Парадоксальным образом Хрущев напоминает мне… Наполеона. Если бы этот император, стоявший во главе французских революционных (!) войск, отменил в России крепостное право, полагаю, он выиграл бы войну 1812 года. Царизм канул бы в Лету на век раньше. Кто знает, какие это могло бы иметь последствия не только для России, но и для всего мира? Понятно, у истории нет сослагательного наклонения, но в данном случае все проще: Наполеон
Если бы Хрущев довел до конца начатые реформы, если бы он открыл двери для демократических преобразований, для свободы слова, если бы он вступился за группу Краснопевцева (студентов исторического факультета Московского университета, приговоренных к десяти годам лагерей за издание подпольной газеты и за призывы к многопартийности), если бы он потребовал отмену суда над Синявским и Даниелем, если бы он запретил охоту на диссидентов и поощрял бы инакомыслие — если бы Хрущев выбрал именно этот путь, возможно, он одержал бы победу над советско-партийным бюрократическим аппаратом, ведь именно в это время аппарат колебался, шатался, терял равновесие.
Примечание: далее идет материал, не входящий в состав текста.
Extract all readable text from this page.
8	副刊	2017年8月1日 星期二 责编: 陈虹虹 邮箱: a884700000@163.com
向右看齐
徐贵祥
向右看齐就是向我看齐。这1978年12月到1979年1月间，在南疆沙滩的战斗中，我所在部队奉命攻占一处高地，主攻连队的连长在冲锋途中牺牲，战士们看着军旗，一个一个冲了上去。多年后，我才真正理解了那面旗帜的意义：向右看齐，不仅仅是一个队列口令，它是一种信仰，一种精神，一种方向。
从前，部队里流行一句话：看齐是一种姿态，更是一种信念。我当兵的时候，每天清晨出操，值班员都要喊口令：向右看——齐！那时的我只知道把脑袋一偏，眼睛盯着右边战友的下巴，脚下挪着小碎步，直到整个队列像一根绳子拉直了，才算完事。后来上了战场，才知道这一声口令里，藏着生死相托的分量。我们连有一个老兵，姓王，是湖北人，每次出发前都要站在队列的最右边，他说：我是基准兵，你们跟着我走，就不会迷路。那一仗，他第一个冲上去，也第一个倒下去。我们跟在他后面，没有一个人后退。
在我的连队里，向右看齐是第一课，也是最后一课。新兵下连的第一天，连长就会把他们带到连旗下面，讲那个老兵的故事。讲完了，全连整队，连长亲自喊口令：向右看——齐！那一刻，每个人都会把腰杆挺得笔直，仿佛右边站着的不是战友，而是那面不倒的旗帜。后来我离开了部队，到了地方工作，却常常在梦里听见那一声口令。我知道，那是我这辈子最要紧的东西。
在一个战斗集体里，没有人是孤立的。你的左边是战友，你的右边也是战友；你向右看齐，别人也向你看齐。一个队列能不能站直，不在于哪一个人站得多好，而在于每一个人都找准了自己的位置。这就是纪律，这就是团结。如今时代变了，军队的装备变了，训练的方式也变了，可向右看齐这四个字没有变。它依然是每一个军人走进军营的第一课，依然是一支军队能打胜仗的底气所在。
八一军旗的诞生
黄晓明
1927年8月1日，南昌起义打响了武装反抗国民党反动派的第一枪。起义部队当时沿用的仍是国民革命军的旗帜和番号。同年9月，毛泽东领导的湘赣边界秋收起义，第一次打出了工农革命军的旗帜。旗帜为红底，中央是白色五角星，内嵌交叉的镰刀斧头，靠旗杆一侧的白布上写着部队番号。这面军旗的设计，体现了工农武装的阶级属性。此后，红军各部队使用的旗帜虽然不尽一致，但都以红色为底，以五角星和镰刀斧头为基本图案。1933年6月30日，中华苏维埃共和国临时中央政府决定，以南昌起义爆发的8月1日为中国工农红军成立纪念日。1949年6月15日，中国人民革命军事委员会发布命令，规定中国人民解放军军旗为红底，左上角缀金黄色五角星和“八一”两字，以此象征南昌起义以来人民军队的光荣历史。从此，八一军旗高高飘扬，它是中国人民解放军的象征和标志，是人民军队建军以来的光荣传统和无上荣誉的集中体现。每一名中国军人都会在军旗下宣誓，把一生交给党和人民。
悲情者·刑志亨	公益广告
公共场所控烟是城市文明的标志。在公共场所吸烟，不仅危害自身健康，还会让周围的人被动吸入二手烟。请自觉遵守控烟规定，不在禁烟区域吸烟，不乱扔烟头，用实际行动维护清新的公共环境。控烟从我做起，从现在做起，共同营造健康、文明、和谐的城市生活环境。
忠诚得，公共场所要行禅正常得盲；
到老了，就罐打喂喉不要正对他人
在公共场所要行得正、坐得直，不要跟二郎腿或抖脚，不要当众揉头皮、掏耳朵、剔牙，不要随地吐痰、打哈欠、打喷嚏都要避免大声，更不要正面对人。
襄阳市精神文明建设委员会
Но все эти «если бы» исходят из абсолютно ошибочного предположения, что Хрущев, этот рабоче-крестьянско-большевистский полуграмотный Хрущев мог преодолеть самого себя. Можно ли не то чтобы требовать, но хотя бы надеяться, что кошка вдруг залает? К моменту, когда в результате еще одного партийного заговора скинули Хрущева, его никто не поддерживал, ему уже никто не верил — «кукурузник», стучавший башмаком по столу на Генеральной Ассамблее ООН, публично материвший Маргариту Алигер на встрече с творческой интеллигенцией и Эрнста Неизвестного на выставке художников в Манеже, стал посмешищем.
Впрочем, мало кто предвидел, что принесет с собой Леонид Ильич Брежнев. Если первые годы хрущевской «оттепели» породили надежду и веру, то к 1964 году, когда Хрущева сняли, от них оставались лишь жалкие тени. Можно сказать, что брежневские годы добили их — так, как офицер добивает выстрелом в голову подстреленных, но еще живых жертв расстрела. Правда, сравнение это совершенно ошибочное. Выстрел в голову избавляет жертву от мучений, брежневские же годы скорее походят на своего рода проказу. Общество наблюдало за собственным гниением, за тем, как постепенно отваливаются пальцы рук и ног, принюхивалось к запахам, осязало тошнотворный вкус коррупции, прислушивалось к маловразумительным и оскорбительным для человеческого ума и уха «экономика должна быть экономной», «сисимасиси», «сосисские сраны» — и заходилось при этом от смеха.